CNET has used artificial intelligence in its articles, it has gone wrong

The use of artificial intelligence for writing texts is a hot topic. Much of the leading role is taken, of course, by ChatGPT, but we must not forget that its developer, OpenAI, has already offered GPT-3 for some time. And as ChatGPT responded when asked about the difference between the two services, «GPT-3 is a much larger and more advanced language model that uses deep transformer architecture and large-scale pretraining to generate high-quality text.«.

In other words, in a much more human way, at least in theory the texts generated by GPT-3 can be used in any context, including the professional oneand that is something that those of us who dedicate ourselves to this of putting letters together, because it leaves us with a bit of a fly behind the ear, because the possibility that from one day to the next an artificial intelligence will be able to write the same or better that oneself is a possibility that, despite our regret, emerges on the horizon.

It seems, however, that the technology is not yet as mature as some thought.
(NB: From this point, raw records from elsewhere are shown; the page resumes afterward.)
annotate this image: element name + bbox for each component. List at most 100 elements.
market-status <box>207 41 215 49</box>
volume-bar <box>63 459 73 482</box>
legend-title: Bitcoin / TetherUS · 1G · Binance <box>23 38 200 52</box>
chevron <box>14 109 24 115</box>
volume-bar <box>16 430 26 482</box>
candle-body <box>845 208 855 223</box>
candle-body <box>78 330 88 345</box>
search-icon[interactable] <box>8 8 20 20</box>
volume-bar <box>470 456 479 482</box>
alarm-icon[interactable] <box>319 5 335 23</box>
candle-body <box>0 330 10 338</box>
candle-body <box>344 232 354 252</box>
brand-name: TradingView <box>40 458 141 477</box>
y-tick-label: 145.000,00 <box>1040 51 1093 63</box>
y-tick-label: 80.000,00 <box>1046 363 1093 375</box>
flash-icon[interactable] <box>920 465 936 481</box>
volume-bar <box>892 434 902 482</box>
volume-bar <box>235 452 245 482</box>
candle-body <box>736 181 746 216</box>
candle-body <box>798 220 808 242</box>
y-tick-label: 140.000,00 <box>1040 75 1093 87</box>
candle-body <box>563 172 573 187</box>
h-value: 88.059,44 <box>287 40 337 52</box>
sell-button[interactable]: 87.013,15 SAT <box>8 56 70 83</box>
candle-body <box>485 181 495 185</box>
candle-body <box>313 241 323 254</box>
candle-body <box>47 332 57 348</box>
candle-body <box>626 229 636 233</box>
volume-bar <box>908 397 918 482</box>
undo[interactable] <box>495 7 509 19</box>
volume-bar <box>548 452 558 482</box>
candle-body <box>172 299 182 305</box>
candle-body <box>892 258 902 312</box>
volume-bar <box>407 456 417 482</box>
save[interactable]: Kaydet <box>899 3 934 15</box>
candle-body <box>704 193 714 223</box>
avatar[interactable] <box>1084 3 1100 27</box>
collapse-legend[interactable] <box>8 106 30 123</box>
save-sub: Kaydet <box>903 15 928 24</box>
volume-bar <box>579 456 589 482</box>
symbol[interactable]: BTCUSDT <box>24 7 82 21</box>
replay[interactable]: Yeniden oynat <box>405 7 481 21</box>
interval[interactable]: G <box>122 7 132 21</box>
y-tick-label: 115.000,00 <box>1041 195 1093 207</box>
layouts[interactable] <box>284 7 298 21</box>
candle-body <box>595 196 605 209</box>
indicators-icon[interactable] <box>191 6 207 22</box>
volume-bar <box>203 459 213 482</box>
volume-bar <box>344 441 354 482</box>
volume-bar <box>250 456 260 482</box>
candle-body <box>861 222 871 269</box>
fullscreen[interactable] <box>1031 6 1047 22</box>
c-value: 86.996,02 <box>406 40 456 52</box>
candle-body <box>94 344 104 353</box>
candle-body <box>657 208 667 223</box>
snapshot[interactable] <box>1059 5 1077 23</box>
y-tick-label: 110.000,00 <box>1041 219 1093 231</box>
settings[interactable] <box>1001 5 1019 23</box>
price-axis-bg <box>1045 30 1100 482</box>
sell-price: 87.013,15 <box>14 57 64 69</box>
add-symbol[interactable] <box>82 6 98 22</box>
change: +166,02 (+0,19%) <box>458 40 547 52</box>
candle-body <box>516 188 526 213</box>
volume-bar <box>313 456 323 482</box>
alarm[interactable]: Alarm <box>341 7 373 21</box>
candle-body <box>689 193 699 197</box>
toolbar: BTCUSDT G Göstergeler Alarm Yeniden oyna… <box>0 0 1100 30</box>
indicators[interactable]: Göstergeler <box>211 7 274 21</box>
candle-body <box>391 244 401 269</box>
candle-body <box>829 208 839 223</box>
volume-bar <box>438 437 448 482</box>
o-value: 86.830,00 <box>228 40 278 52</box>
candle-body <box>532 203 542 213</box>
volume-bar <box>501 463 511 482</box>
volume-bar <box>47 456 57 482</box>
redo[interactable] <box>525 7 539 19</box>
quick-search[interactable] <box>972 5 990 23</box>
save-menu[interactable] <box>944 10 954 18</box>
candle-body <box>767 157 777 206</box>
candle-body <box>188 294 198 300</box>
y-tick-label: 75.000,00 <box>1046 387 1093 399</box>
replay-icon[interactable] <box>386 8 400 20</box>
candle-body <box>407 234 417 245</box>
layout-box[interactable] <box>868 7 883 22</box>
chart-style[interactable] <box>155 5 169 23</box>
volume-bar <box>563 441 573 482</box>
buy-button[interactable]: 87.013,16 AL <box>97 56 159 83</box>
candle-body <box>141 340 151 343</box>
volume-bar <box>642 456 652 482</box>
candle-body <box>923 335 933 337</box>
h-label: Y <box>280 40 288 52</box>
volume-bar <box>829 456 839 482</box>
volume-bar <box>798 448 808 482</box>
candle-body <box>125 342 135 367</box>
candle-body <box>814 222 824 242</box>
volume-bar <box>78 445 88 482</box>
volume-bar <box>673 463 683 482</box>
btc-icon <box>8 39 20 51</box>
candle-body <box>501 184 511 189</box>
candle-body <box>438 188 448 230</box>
And yes, when I say they thought I really mean “they tried to sneak in without warning.” And it is that, as published by Futurism at the beginning of the month, CNET had started publishing articles written by an artificial intelligence, presumably CPT-3. Only when this became public did the outlet begin to identify such articles as such and announce that it was pausing the adoption of this technology. Yes, pause, which except for a change in plans indicates that it is a temporary measure, since the truth is that they plan to resume it in the future.

CNET has used artificial intelligence in its articles, it has gone wrong

It seems, however, that the “experiment” (yes, when I say experiment I really mean “covert use of artificial intelligence, passing those texts off as original and written by a human being, hence the quotes) nothing has come of it.” well then, as we can read in The Verge, more than half of the AI-written articles published by CNET contained errors. Thus, CNET has had to make corrections in 41 of the 77 publications written by the artificial intelligence solution used by the medium.

From inaccurate information to “unoriginal” phrases, which is a very nice and very likeable way of referring to plagiarism of texts used to train artificial intelligence, AI-written articles have garnered as much prominence as CNET would have liked. but not for the reasons they would have wanted. With an important addition: if they had indicated the origin of these texts from the beginning, the reaction would have been much less critical of the medium. However, it seems that the human being, at least for the moment, does not like that of a medium trying to pass off as a human an AI that optimizes texts for search engines as a human. Thank you very much, humanity, for the part that touches me.

And although in the MuyComputer team there are real “machines”, with whom I am lucky to share space, I guarantee that they are human… and any artificial intelligence would like to write like them, I assure you.